Nous pensons donc que l'argument tiré du texte des dispositions citées ne peut avoir aucune influence sur la question. Mais c'est à raison de leur qualité d'universelles, que certaines actions mixtes échappent à l'évaluation prescrite par les art. 15 et 18.

La jurisprudence française a, dans plusieurs de ses arrêts, admis ce caractère indéterminé | des actions qui se rapportent à une universalité. L'arrêt de cassation du 23 brumaire an xII, rendu sur les conclusions conformes de Merlin, déclare indéterminée la demande en partage d'une communauté (Pas., à sa date). Un arrêt de la même cour, du 19 germinal an iv, décide de même que la demande en partage d'héritages et en compte de sommes et de restitution de fruits est sujet à appel. L'arrêt constate que la première demande donne droit à appel comme étant indéterminée (Pas., à sa date).

Depuis la loi belge de 1841, on a plusieurs fois contesté le caractère indéterminé de l'action mixte universelle. On a voulu établir que l'obligation d'évaluer était générale et, qu'on ne pouvait s'y soustraire sous aucun prétexte. Mais la jurisprudence a repoussé les prétentions de ceux qui voulaient imposer l'évaluation comme une obligation non susceptible d'exceptions.

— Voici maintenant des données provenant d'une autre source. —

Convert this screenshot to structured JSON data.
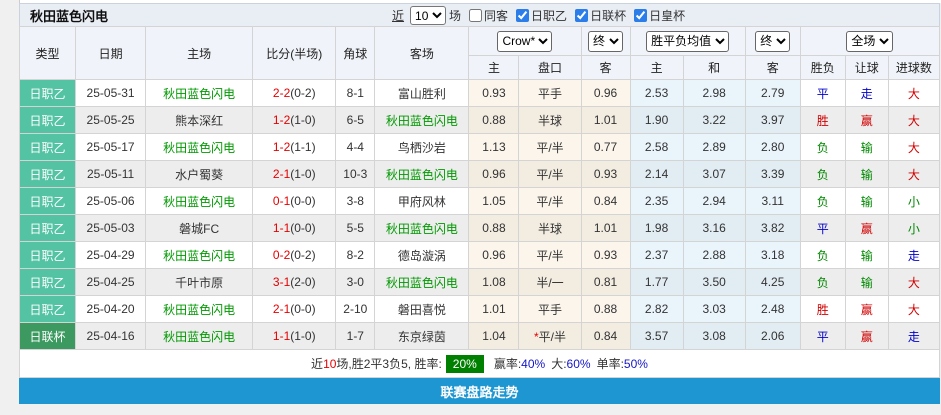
{
  "header": {
    "title": "秋田蓝色闪电",
    "recent_label": "近",
    "recent_value": "10",
    "matches_label": "场",
    "checkboxes": [
      {
        "label": "同客",
        "checked": false
      },
      {
        "label": "日职乙",
        "checked": true
      },
      {
        "label": "日联杯",
        "checked": true
      },
      {
        "label": "日皇杯",
        "checked": true
      }
    ]
  },
  "table": {
    "selects": {
      "company": "Crow*",
      "asia_time": "终",
      "europe": "胜平负均值",
      "europe_time": "终",
      "scope": "全场"
    },
    "columns": {
      "type": "类型",
      "date": "日期",
      "home": "主场",
      "score": "比分(半场)",
      "corner": "角球",
      "away": "客场",
      "asia_home": "主",
      "handicap": "盘口",
      "asia_away": "客",
      "eu_home": "主",
      "eu_draw": "和",
      "eu_away": "客",
      "result": "胜负",
      "let_ball": "让球",
      "goals": "进球数"
    },
    "rows": [
      {
        "type": "日职乙",
        "cup": false,
        "date": "25-05-31",
        "home": "秋田蓝色闪电",
        "home_self": true,
        "score": "2-2",
        "half": "(0-2)",
        "corner": "8-1",
        "away": "富山胜利",
        "away_self": false,
        "hstar": "",
        "ah": "0.93",
        "hcap": "平手",
        "aa": "0.96",
        "eh": "2.53",
        "ed": "2.98",
        "ea": "2.79",
        "res": "平",
        "res_c": "blue",
        "let": "走",
        "let_c": "blue",
        "goal": "大",
        "goal_c": "red"
      },
      {
        "type": "日职乙",
        "cup": false,
        "date": "25-05-25",
        "home": "熊本深红",
        "home_self": false,
        "score": "1-2",
        "half": "(1-0)",
        "corner": "6-5",
        "away": "秋田蓝色闪电",
        "away_self": true,
        "hstar": "",
        "ah": "0.88",
        "hcap": "半球",
        "aa": "1.01",
        "eh": "1.90",
        "ed": "3.22",
        "ea": "3.97",
        "res": "胜",
        "res_c": "red",
        "let": "赢",
        "let_c": "red",
        "goal": "大",
        "goal_c": "red"
      },
      {
        "type": "日职乙",
        "cup": false,
        "date": "25-05-17",
        "home": "秋田蓝色闪电",
        "home_self": true,
        "score": "1-2",
        "half": "(1-1)",
        "corner": "4-4",
        "away": "鸟栖沙岩",
        "away_self": false,
        "hstar": "",
        "ah": "1.13",
        "hcap": "平/半",
        "aa": "0.77",
        "eh": "2.58",
        "ed": "2.89",
        "ea": "2.80",
        "res": "负",
        "res_c": "green",
        "let": "输",
        "let_c": "green",
        "goal": "大",
        "goal_c": "red"
      },
      {
        "type": "日职乙",
        "cup": false,
        "date": "25-05-11",
        "home": "水户蜀葵",
        "home_self": false,
        "score": "2-1",
        "half": "(1-0)",
        "corner": "10-3",
        "away": "秋田蓝色闪电",
        "away_self": true,
        "hstar": "",
        "ah": "0.96",
        "hcap": "平/半",
        "aa": "0.93",
        "eh": "2.14",
        "ed": "3.07",
        "ea": "3.39",
        "res": "负",
        "res_c": "green",
        "let": "输",
        "let_c": "green",
        "goal": "大",
        "goal_c": "red"
      },
      {
        "type": "日职乙",
        "cup": false,
        "date": "25-05-06",
        "home": "秋田蓝色闪电",
        "home_self": true,
        "score": "0-1",
        "half": "(0-0)",
        "corner": "3-8",
        "away": "甲府风林",
        "away_self": false,
        "hstar": "",
        "ah": "1.05",
        "hcap": "平/半",
        "aa": "0.84",
        "eh": "2.35",
        "ed": "2.94",
        "ea": "3.11",
        "res": "负",
        "res_c": "green",
        "let": "输",
        "let_c": "green",
        "goal": "小",
        "goal_c": "green"
      },
      {
        "type": "日职乙",
        "cup": false,
        "date": "25-05-03",
        "home": "磐城FC",
        "home_self": false,
        "score": "1-1",
        "half": "(0-0)",
        "corner": "5-5",
        "away": "秋田蓝色闪电",
        "away_self": true,
        "hstar": "",
        "ah": "0.88",
        "hcap": "半球",
        "aa": "1.01",
        "eh": "1.98",
        "ed": "3.16",
        "ea": "3.82",
        "res": "平",
        "res_c": "blue",
        "let": "赢",
        "let_c": "red",
        "goal": "小",
        "goal_c": "green"
      },
      {
        "type": "日职乙",
        "cup": false,
        "date": "25-04-29",
        "home": "秋田蓝色闪电",
        "home_self": true,
        "score": "0-2",
        "half": "(0-2)",
        "corner": "8-2",
        "away": "德岛漩涡",
        "away_self": false,
        "hstar": "",
        "ah": "0.96",
        "hcap": "平/半",
        "aa": "0.93",
        "eh": "2.37",
        "ed": "2.88",
        "ea": "3.18",
        "res": "负",
        "res_c": "green",
        "let": "输",
        "let_c": "green",
        "goal": "走",
        "goal_c": "blue"
      },
      {
        "type": "日职乙",
        "cup": false,
        "date": "25-04-25",
        "home": "千叶市原",
        "home_self": false,
        "score": "3-1",
        "half": "(2-0)",
        "corner": "3-0",
        "away": "秋田蓝色闪电",
        "away_self": true,
        "hstar": "",
        "ah": "1.08",
        "hcap": "半/一",
        "aa": "0.81",
        "eh": "1.77",
        "ed": "3.50",
        "ea": "4.25",
        "res": "负",
        "res_c": "green",
        "let": "输",
        "let_c": "green",
        "goal": "大",
        "goal_c": "red"
      },
      {
        "type": "日职乙",
        "cup": false,
        "date": "25-04-20",
        "home": "秋田蓝色闪电",
        "home_self": true,
        "score": "2-1",
        "half": "(0-0)",
        "corner": "2-10",
        "away": "磐田喜悦",
        "away_self": false,
        "hstar": "",
        "ah": "1.01",
        "hcap": "平手",
        "aa": "0.88",
        "eh": "2.82",
        "ed": "3.03",
        "ea": "2.48",
        "res": "胜",
        "res_c": "red",
        "let": "赢",
        "let_c": "red",
        "goal": "大",
        "goal_c": "red"
      },
      {
        "type": "日联杯",
        "cup": true,
        "date": "25-04-16",
        "home": "秋田蓝色闪电",
        "home_self": true,
        "score": "1-1",
        "half": "(1-0)",
        "corner": "1-7",
        "away": "东京绿茵",
        "away_self": false,
        "hstar": "*",
        "ah": "1.04",
        "hcap": "平/半",
        "aa": "0.84",
        "eh": "3.57",
        "ed": "3.08",
        "ea": "2.06",
        "res": "平",
        "res_c": "blue",
        "let": "赢",
        "let_c": "red",
        "goal": "走",
        "goal_c": "blue"
      }
    ]
  },
  "summary": {
    "prefix": "近",
    "count": "10",
    "mid": "场,胜2平3负5, 胜率:",
    "win_rate": "20%",
    "label_win": "赢率:",
    "val_win": "40%",
    "label_big": "大:",
    "val_big": "60%",
    "label_single": "单率:",
    "val_single": "50%"
  },
  "bottom_bar": {
    "label": "联赛盘路走势"
  },
  "colors": {
    "league_badge": "#54c3a4",
    "cup_badge": "#3c9a61",
    "team_self": "#009900",
    "score_red": "#e60000",
    "result_red": "#d10000",
    "result_blue": "#0000cc",
    "result_green": "#008800",
    "asia_bg": "#fbf5ec",
    "europe_bg": "#eaf4fb",
    "bottom_bar_bg": "#1e96d2",
    "win_rate_badge_bg": "#008000"
  }
}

Un arrêt de la cour de Liége du 7 février 1856 (Pas., 56, 2, 230), décide en ce sens que la demande en délivrance d'un legs universel n'était pas susceptible de l'évaluation prescrite par l'art. 15 de la loi du 25 mars 1841. L'arrêt ne parle que de l'art. 15, mais l'argument s'applique de même à l'art. 18, puisque la cour n'exige aucune espèce d'évaluation.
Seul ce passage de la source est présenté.